4. Deny Directory Access with .htaccess
When you create a brand new directory for your website and don’t put an index.html file in it, it’s possible you’ll be shocked to see that your website’s visitors can view your website’s full directory. For instance, when you create a directory referred to as “information”, you’ll be able to see all the pieces in that directory just by typing https://www.instance.com/information/ in your browser. No password is required.

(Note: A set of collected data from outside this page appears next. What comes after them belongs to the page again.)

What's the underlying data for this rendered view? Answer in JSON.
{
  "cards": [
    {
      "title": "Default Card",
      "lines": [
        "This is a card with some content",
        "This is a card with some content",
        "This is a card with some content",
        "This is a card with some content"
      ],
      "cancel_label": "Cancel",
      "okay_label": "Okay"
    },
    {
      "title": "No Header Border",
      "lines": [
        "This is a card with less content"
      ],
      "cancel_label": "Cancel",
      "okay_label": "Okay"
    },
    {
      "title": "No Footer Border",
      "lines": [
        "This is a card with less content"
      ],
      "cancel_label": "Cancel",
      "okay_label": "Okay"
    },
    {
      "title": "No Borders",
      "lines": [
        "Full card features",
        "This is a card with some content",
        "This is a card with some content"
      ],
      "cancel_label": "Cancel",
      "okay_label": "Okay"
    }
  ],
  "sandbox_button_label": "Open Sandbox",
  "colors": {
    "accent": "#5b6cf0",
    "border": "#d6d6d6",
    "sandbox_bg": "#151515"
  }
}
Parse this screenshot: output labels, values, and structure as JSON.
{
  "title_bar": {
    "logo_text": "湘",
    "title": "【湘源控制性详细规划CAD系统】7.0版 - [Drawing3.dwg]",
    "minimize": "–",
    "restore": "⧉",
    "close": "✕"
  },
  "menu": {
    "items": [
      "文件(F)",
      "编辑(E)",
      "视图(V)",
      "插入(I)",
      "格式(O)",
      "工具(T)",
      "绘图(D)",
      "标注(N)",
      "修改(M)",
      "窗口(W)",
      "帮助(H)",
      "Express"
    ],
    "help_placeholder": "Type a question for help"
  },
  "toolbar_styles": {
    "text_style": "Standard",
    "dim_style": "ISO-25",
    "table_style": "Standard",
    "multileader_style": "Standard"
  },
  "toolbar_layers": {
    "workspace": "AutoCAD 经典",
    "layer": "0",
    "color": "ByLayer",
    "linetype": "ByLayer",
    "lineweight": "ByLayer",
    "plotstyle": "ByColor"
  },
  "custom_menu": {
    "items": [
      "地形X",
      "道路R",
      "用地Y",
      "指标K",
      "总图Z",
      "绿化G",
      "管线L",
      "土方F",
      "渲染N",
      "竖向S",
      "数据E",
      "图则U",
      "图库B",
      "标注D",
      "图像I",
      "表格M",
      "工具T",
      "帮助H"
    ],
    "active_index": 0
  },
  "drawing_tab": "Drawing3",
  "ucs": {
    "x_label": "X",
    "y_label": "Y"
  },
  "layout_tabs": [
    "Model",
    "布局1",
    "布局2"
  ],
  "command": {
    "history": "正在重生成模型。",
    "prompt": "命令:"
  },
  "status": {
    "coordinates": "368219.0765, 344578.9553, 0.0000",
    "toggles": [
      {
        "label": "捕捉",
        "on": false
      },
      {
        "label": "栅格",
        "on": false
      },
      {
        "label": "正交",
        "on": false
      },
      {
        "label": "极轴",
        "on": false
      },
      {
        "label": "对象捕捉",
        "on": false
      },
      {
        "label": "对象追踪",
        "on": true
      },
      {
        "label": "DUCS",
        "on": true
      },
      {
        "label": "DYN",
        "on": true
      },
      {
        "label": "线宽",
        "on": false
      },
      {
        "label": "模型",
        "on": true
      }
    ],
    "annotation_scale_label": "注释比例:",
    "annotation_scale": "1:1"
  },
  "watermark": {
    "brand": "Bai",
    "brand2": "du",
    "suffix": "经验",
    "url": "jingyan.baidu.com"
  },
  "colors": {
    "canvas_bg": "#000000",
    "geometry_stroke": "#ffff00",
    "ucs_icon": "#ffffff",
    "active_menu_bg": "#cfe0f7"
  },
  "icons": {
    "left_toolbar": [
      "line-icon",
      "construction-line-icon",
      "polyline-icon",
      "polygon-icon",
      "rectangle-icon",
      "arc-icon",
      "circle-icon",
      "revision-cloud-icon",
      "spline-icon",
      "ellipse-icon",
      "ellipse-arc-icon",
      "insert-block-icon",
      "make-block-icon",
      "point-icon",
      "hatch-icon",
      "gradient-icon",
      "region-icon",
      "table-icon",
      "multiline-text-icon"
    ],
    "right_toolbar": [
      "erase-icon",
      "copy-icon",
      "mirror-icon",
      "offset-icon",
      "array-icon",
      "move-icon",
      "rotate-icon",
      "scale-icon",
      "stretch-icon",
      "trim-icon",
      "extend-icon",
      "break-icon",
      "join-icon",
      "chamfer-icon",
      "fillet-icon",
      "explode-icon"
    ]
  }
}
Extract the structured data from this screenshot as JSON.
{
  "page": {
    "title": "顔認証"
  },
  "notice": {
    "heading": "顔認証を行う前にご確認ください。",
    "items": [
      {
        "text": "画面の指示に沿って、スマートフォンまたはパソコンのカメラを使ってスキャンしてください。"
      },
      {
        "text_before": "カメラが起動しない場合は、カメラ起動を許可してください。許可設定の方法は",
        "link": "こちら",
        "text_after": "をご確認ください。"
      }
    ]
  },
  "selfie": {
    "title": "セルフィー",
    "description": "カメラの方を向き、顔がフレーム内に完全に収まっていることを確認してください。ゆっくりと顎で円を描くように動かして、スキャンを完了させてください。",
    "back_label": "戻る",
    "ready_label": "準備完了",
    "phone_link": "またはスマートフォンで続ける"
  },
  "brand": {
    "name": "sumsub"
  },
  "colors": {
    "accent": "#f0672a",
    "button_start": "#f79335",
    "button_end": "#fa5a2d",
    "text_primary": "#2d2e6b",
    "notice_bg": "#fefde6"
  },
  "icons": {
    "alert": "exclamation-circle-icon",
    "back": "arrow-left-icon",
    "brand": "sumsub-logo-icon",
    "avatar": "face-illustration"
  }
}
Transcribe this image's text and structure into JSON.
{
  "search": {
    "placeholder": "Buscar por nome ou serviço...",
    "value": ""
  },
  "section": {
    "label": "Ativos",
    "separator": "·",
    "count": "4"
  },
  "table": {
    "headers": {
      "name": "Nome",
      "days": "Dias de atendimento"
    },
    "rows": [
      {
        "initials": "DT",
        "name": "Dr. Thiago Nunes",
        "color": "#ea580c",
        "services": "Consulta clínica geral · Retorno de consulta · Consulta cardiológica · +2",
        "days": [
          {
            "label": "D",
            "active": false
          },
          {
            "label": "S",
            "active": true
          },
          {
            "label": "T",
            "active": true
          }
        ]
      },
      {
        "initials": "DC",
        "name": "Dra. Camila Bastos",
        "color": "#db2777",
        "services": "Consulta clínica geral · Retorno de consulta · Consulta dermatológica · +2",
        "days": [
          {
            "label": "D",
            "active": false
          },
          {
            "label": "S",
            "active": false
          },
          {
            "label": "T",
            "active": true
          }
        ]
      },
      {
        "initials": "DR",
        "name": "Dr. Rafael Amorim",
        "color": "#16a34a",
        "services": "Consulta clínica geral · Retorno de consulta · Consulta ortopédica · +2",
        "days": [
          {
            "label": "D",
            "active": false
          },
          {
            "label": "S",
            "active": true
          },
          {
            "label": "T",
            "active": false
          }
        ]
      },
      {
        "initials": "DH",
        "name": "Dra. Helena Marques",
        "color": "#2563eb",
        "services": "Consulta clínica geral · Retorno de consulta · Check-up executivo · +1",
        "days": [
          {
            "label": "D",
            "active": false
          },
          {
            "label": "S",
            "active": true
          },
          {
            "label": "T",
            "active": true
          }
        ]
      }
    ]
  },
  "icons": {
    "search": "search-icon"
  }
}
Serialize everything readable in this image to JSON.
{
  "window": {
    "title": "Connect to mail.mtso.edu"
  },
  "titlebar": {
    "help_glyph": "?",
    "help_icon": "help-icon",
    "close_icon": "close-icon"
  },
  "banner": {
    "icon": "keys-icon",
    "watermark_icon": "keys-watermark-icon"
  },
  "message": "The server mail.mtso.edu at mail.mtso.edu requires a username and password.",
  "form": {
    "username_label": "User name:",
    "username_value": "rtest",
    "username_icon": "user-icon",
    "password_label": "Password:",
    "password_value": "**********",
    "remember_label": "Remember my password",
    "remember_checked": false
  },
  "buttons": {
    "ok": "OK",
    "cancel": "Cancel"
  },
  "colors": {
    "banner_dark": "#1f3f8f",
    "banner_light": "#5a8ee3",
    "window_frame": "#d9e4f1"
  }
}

That’s why you need to deny access by creating a .htaccess file. Your .htaccess file is a server configuration file that directs how your server should handle certain things on your website (i.e redirecting users, password protect admin area, etc.) You may not have this file yet if you have not set up “pretty permalinks”. You can do this by going to “Settings”, then to “Permalinks”. All you have to do here is select “Save Changes” on the Permalinks page and your WordPress website will create a .htaccess file.
5. Have a Website Backup Schedule
Regardless how safe you think your website is, there is always still a chance it can get hacked and broken. That is why backing up your website daily is important. Having a backup ensures you’re able to restore your website without having to start from scratch. Pick a day or two each week to do your backup. Mark your calendar to remind you. You don’t want to be sorry.
6. Monitor Your Information
For additional safety, be sure to monitor the modifications to your WordPress website’s information. You can do this by using security plugins, like iThemes Security.
7. Hide Your WordPress Model
Your current WordPress model version can be found very easily. And that’s a problem. If the hackers know which model of WordPress your website runs on, it’s simpler for them to tailor-build the proper brute attact. You can hide your model version with most safety plugins, like the WP Hide & Security Enhancer plugin.